Now someone in Scumbaggin’s gang shouted in a child-like falsetto, “There goes Big Skifootski!” He and the rest of his crew rushed down a hall that led back the way the tour had come. But a second later the roller skating ghost himself popped out out of an ancient sedan chair up ahead sending the children rushing the other way.

Ramsbottom led his people quietly after the villainous elves, signaling Tydings to stay behind. Yes, this must be an elf operation.

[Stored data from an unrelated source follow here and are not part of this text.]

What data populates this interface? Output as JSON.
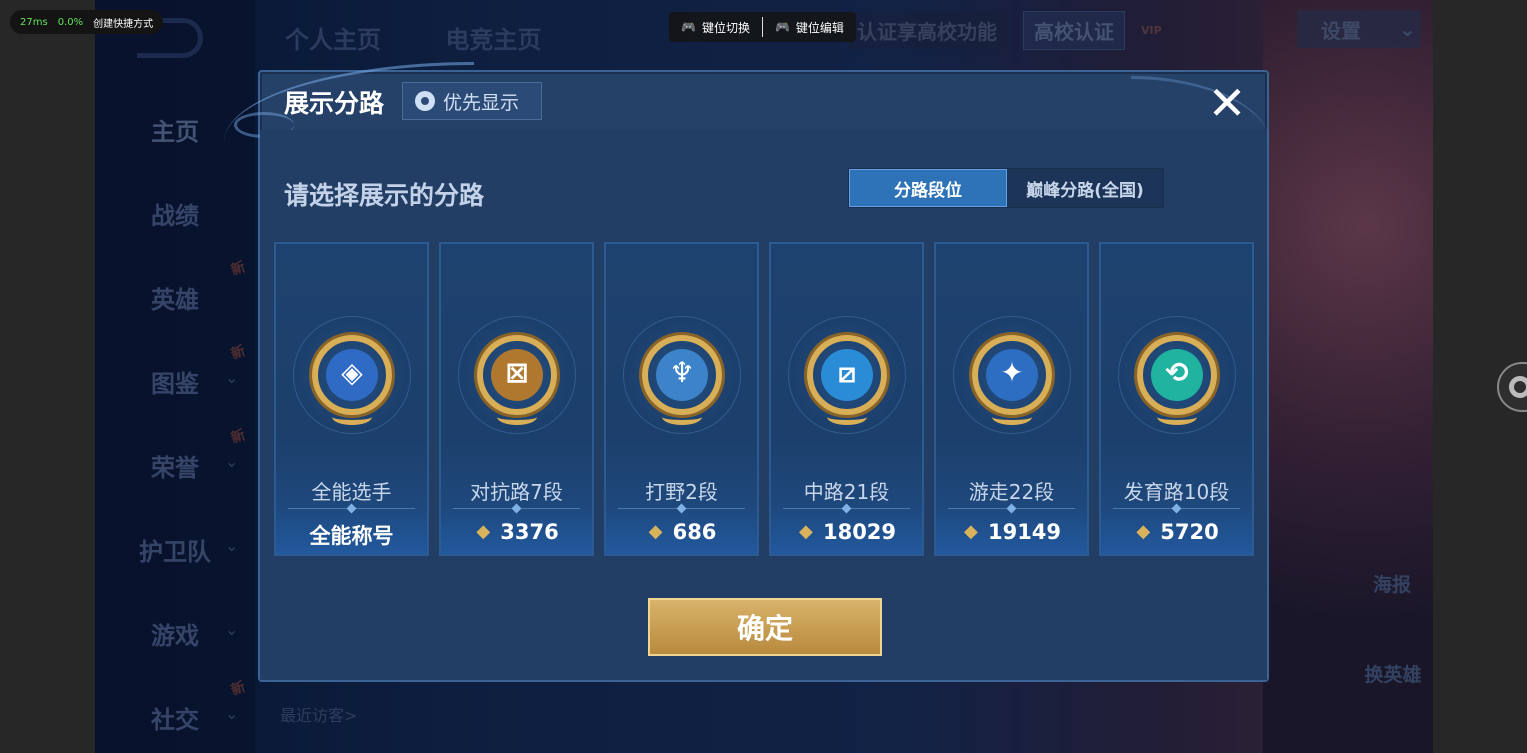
{
  "emulator": {
    "latency": "27ms",
    "cpu": "0.0%",
    "shortcut_label": "创建快捷方式",
    "key_switch": "键位切换",
    "key_edit": "键位编辑"
  },
  "background": {
    "tabs": [
      "个人主页",
      "电竞主页"
    ],
    "promo": "认证享高校功能",
    "cert": "高校认证",
    "vip": "VIP",
    "settings": "设置",
    "nav": [
      {
        "label": "主页",
        "new": false,
        "chevron": false
      },
      {
        "label": "战绩",
        "new": false,
        "chevron": false
      },
      {
        "label": "英雄",
        "new": true,
        "chevron": false
      },
      {
        "label": "图鉴",
        "new": true,
        "chevron": true
      },
      {
        "label": "荣誉",
        "new": true,
        "chevron": true
      },
      {
        "label": "护卫队",
        "new": false,
        "chevron": true
      },
      {
        "label": "游戏",
        "new": false,
        "chevron": true
      },
      {
        "label": "社交",
        "new": true,
        "chevron": true
      }
    ],
    "new_tag": "新",
    "recent_visitors": "最近访客>",
    "poster": "海报",
    "swap_hero": "换英雄"
  },
  "dialog": {
    "title": "展示分路",
    "priority_label": "优先显示",
    "prompt": "请选择展示的分路",
    "segments": [
      {
        "label": "分路段位",
        "active": true
      },
      {
        "label": "巅峰分路(全国)",
        "active": false
      }
    ],
    "cards": [
      {
        "name": "全能选手",
        "score": "全能称号",
        "show_icon": false,
        "badge_color": "#2f6bc4",
        "glyph": "◈"
      },
      {
        "name": "对抗路7段",
        "score": "3376",
        "show_icon": true,
        "badge_color": "#b0782e",
        "glyph": "⊠"
      },
      {
        "name": "打野2段",
        "score": "686",
        "show_icon": true,
        "badge_color": "#3c83c9",
        "glyph": "♆"
      },
      {
        "name": "中路21段",
        "score": "18029",
        "show_icon": true,
        "badge_color": "#2a8bd6",
        "glyph": "⧄"
      },
      {
        "name": "游走22段",
        "score": "19149",
        "show_icon": true,
        "badge_color": "#2d6ec2",
        "glyph": "✦"
      },
      {
        "name": "发育路10段",
        "score": "5720",
        "show_icon": true,
        "badge_color": "#1fb3a0",
        "glyph": "⟲"
      }
    ],
    "confirm": "确定",
    "close_icon": "close-icon"
  }
}
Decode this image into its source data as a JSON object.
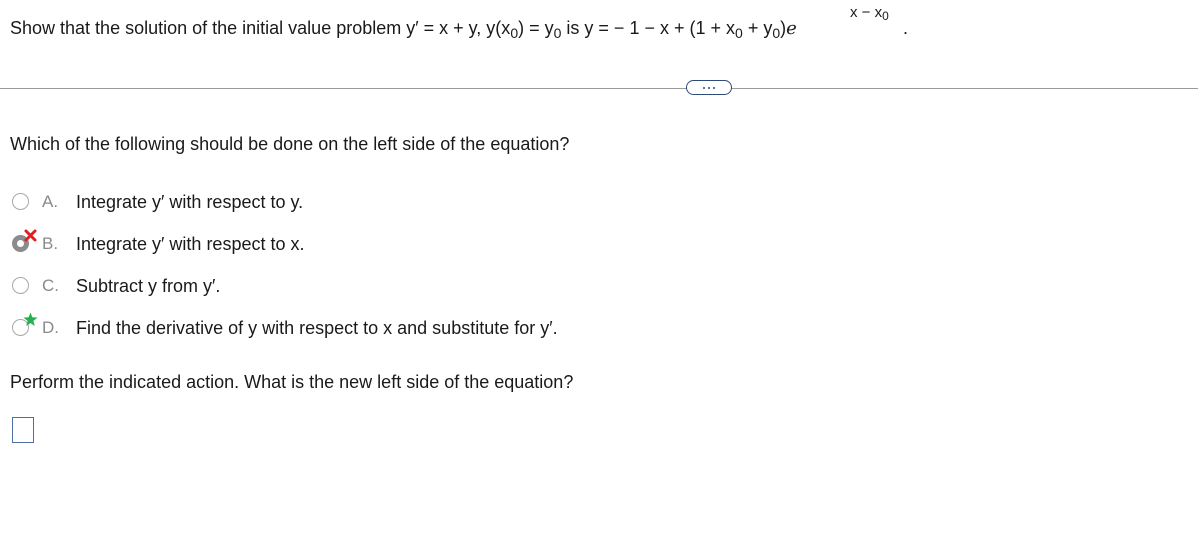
{
  "problem": {
    "part1": "Show that the solution of the initial value problem y′ = x + y, y(x",
    "sub1": "0",
    "part2": ") = y",
    "sub2": "0",
    "part3": " is y = − 1 − x + (1 + x",
    "sub3": "0",
    "part4": " + y",
    "sub4": "0",
    "part5": ")",
    "e": "e",
    "exp_main": "x − x",
    "exp_sub": "0",
    "period": "."
  },
  "more_button": {
    "label": "More"
  },
  "question": "Which of the following should be done on the left side of the equation?",
  "options": [
    {
      "letter": "A.",
      "text": "Integrate y′ with respect to y.",
      "state": "unselected"
    },
    {
      "letter": "B.",
      "text": "Integrate y′ with respect to x.",
      "state": "selected-incorrect"
    },
    {
      "letter": "C.",
      "text": "Subtract y from y′.",
      "state": "unselected"
    },
    {
      "letter": "D.",
      "text": "Find the derivative of y with respect to x and substitute for y′.",
      "state": "correct-answer"
    }
  ],
  "answer_prompt": "Perform the indicated action. What is the new left side of the equation?",
  "answer_input": {
    "value": ""
  },
  "colors": {
    "incorrect_mark": "#e02020",
    "correct_mark": "#22b14c",
    "link_border": "#2e4a78"
  }
}
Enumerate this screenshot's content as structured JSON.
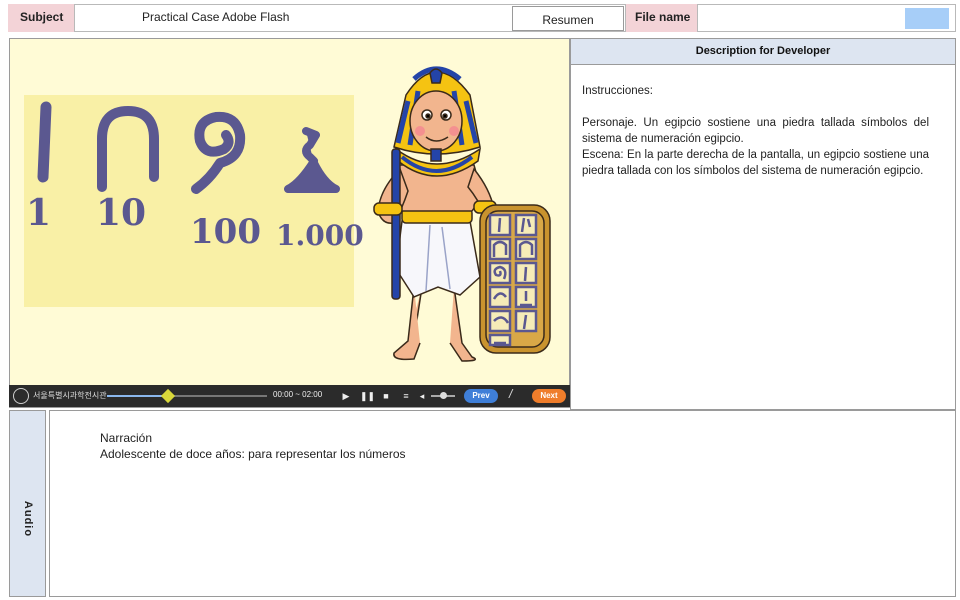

He would later get to view the Christmas Seal films made for Santaland tv of the evil elves being overpowered and Scumbaggins himself being dragged out by his ankles from beneath the skifoot display armed with a wooden mallet to knock the bottom off one tar bubble light bulbs and a hypodermic to injecting Dutch Sitka Elm disease into the display. If they had succeeded the elves’ treasured skifoot would have been reduced to sawdust before Christmas. Then the villains could march to the Pole where the other elves, having turned their backs on Santa, would greet Scumbaggins as their new leader. No more toys. Then all the precious kriskinglite, so much in demand now in these times of war and conflict would be his. (Here dub in Scumbaggins’ diabolical laughter.)

But the plot had failed and even now the Christmas Seals were hustling him and his crew up to the roof and podded them back to the North Pole.

At the end of the tour Tydings followed the parents and children outside. As he left Tydings found himself holding open the museum door for the Big Ding-Dong to precede him. If this was an elf operation maybe she was outside their jurisdiction. Whatever her crime the detective decided she was outside his as well. Let he who was without fault cast the first lump of bituminous coal. And then let him explain where it came from.